Die Anbindung dieser Flanier- und Einkaufsmeilen an die Wohngebiete sogar in Sterkrade und Osterfeld gelang mit Deutschlands erster, 1896 kommunal gegründeter Straßenbahn. Folglich erlangte Oberhausen auch im modernen Sektor der Dienstleistungen einen Vorsprung vor den beiden Nachbarn im Norden: Die Beschäftigten in den Dienstleistungen stiegen von 1890 bis 1929 von etwa sechs Prozent auf etwa 25 Prozent an.

Das für das Städtewachstum zu Beginn des 20. Jahrhunderts wichtige Betätigungsfeld der Eingemeindungen indes brachte Oberhausen gegenüber Sterkrade und Osterfeld kaum Vorteile: Bevor der Oberhausener Raum von der Eingemeindungs-Welle im Ruhrgebiet erfasst wurde, verteilten sich 1905 die Gewichte zwischen Oberhausen mit 51 000 Einwohnern und Sterkrade mit 21 000 sowie Osterfeld mit 20 000 Einwohnern südlich und nördlich der Emscher kaum anders als 1929.

Während Oberhausen dann 1910 und 1915 rund 35 000 Einwohner hinzugewann, aber nur 60 Prozent Fläche hinzu erhielt, erweiterte Sterkrade vor allem seine Fläche auf mehr als das Doppelte nach Buschhausen und nach Norden.

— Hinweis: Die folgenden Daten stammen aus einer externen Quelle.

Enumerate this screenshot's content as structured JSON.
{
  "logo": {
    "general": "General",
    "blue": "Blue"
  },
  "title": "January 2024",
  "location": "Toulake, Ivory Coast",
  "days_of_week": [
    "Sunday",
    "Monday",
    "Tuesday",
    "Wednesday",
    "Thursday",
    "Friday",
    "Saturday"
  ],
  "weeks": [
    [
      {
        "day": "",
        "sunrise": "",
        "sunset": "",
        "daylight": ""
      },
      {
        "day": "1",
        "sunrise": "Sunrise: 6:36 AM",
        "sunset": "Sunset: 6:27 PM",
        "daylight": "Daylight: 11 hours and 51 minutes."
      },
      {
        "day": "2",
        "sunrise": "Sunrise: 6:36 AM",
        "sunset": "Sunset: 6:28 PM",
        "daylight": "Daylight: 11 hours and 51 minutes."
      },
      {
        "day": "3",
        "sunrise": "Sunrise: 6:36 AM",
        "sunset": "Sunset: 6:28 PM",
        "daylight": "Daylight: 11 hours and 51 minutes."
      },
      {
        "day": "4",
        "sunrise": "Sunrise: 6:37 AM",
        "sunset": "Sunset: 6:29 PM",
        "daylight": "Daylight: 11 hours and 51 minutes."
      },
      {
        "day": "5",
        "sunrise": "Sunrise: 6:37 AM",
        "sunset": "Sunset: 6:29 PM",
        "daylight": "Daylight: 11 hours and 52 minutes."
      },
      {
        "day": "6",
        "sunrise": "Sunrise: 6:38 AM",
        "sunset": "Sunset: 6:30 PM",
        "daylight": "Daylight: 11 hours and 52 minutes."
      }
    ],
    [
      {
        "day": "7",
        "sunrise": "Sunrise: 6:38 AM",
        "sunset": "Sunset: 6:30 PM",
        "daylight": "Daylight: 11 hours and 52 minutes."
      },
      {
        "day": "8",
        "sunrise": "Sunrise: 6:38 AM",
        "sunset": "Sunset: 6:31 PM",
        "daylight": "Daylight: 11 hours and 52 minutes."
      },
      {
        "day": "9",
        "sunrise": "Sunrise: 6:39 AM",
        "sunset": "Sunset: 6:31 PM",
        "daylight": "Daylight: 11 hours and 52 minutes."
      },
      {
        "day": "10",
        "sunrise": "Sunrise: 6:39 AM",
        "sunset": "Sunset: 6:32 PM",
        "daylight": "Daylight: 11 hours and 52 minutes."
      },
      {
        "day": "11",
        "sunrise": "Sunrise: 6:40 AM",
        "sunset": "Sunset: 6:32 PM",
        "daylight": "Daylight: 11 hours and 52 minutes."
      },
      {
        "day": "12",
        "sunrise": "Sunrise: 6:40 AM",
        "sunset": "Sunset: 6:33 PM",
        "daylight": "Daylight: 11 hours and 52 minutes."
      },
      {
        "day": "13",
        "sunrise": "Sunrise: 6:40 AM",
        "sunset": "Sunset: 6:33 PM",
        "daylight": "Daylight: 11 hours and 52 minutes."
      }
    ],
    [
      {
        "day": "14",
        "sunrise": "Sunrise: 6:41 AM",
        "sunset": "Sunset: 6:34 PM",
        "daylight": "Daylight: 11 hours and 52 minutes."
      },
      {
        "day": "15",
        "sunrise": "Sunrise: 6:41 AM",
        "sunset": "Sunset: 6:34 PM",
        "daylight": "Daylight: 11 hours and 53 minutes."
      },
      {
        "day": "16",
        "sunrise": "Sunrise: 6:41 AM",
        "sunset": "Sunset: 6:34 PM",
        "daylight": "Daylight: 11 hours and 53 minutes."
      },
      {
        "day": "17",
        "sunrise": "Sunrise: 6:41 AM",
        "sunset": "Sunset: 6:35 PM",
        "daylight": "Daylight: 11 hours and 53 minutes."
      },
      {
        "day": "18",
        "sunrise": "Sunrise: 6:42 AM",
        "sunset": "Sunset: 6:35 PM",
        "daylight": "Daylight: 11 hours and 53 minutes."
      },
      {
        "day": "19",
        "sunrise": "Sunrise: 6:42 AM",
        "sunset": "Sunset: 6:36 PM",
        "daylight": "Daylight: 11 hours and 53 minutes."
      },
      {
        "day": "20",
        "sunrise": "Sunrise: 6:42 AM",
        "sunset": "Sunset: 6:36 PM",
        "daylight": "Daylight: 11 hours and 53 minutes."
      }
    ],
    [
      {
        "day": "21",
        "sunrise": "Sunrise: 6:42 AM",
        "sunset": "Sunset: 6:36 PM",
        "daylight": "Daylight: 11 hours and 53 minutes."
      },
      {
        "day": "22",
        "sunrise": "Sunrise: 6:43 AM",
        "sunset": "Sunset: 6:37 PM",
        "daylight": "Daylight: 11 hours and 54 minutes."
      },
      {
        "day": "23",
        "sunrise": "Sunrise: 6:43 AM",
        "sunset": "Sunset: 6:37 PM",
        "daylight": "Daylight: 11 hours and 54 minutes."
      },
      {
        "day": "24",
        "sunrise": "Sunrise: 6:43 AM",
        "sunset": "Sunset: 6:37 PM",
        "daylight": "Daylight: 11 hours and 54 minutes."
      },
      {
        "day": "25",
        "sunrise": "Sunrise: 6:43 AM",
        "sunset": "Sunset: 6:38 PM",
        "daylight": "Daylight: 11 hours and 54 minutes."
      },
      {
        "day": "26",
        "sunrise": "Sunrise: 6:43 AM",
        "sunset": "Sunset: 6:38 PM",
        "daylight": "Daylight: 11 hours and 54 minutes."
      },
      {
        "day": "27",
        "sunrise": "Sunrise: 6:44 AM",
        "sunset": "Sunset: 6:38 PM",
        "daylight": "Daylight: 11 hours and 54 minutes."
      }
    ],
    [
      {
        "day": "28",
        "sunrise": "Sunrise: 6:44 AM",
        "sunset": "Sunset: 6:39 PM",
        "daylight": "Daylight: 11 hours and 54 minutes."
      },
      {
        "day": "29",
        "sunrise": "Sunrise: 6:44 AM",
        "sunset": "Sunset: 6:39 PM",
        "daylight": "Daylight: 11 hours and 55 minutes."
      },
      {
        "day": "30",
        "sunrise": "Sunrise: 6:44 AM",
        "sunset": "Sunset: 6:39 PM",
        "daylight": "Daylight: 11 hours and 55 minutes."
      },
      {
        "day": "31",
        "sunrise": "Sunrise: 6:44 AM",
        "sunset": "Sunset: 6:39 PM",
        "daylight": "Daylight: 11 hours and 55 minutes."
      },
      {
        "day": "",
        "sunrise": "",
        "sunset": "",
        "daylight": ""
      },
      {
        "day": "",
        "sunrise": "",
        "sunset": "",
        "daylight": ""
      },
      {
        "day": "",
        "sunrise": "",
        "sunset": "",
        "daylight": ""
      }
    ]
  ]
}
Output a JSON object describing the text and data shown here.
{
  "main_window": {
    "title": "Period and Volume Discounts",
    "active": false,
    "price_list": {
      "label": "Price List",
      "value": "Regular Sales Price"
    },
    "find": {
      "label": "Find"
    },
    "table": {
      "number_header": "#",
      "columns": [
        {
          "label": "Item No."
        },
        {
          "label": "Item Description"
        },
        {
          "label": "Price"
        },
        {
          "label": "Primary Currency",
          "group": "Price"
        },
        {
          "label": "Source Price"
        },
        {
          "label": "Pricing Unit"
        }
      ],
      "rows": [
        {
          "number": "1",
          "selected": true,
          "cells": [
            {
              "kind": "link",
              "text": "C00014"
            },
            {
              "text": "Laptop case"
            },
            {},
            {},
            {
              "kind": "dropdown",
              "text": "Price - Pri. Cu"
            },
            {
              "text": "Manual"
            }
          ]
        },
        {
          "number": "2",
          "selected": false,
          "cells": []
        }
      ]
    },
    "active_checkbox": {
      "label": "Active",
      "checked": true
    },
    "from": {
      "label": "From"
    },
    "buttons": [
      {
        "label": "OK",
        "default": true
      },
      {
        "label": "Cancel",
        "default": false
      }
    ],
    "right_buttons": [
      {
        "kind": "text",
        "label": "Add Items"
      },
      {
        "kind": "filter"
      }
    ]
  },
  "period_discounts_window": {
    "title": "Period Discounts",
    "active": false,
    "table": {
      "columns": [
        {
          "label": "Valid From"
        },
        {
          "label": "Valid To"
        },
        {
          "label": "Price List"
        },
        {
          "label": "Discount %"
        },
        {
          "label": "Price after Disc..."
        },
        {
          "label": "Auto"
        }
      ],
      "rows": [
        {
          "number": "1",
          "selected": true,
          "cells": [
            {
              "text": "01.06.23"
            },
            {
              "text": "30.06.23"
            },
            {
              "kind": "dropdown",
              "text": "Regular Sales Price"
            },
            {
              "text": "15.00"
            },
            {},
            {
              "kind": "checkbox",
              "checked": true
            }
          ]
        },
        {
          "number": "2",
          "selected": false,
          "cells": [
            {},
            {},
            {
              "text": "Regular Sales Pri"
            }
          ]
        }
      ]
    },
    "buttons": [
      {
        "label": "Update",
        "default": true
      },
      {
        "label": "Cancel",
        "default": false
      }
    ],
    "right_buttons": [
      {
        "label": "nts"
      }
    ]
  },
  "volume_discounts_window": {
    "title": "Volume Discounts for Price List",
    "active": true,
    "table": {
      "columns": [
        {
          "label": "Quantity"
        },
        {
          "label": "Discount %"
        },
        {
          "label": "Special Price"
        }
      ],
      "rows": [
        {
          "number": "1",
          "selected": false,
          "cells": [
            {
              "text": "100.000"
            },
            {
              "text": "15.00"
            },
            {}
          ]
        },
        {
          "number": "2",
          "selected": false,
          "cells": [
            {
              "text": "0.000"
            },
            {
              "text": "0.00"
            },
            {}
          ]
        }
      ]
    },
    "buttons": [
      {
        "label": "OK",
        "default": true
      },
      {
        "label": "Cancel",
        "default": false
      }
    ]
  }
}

Darin finden wir dann einen Grund dafür, warum Sterkrade nach dem Zweiten Weltkrieg durch neue Wohngebiete seine Bevölkerung so deutlich ausweiten konnte und heute beinahe so viele Einwohner zählt wie Alt-Oberhausen. Dem waren dagegen solche Flächengewinne im härteren Wettbewerb mit den großen Nachbarn Duisburg, Mülheim und Essen zwischen 1900 und 1915 nicht möglich.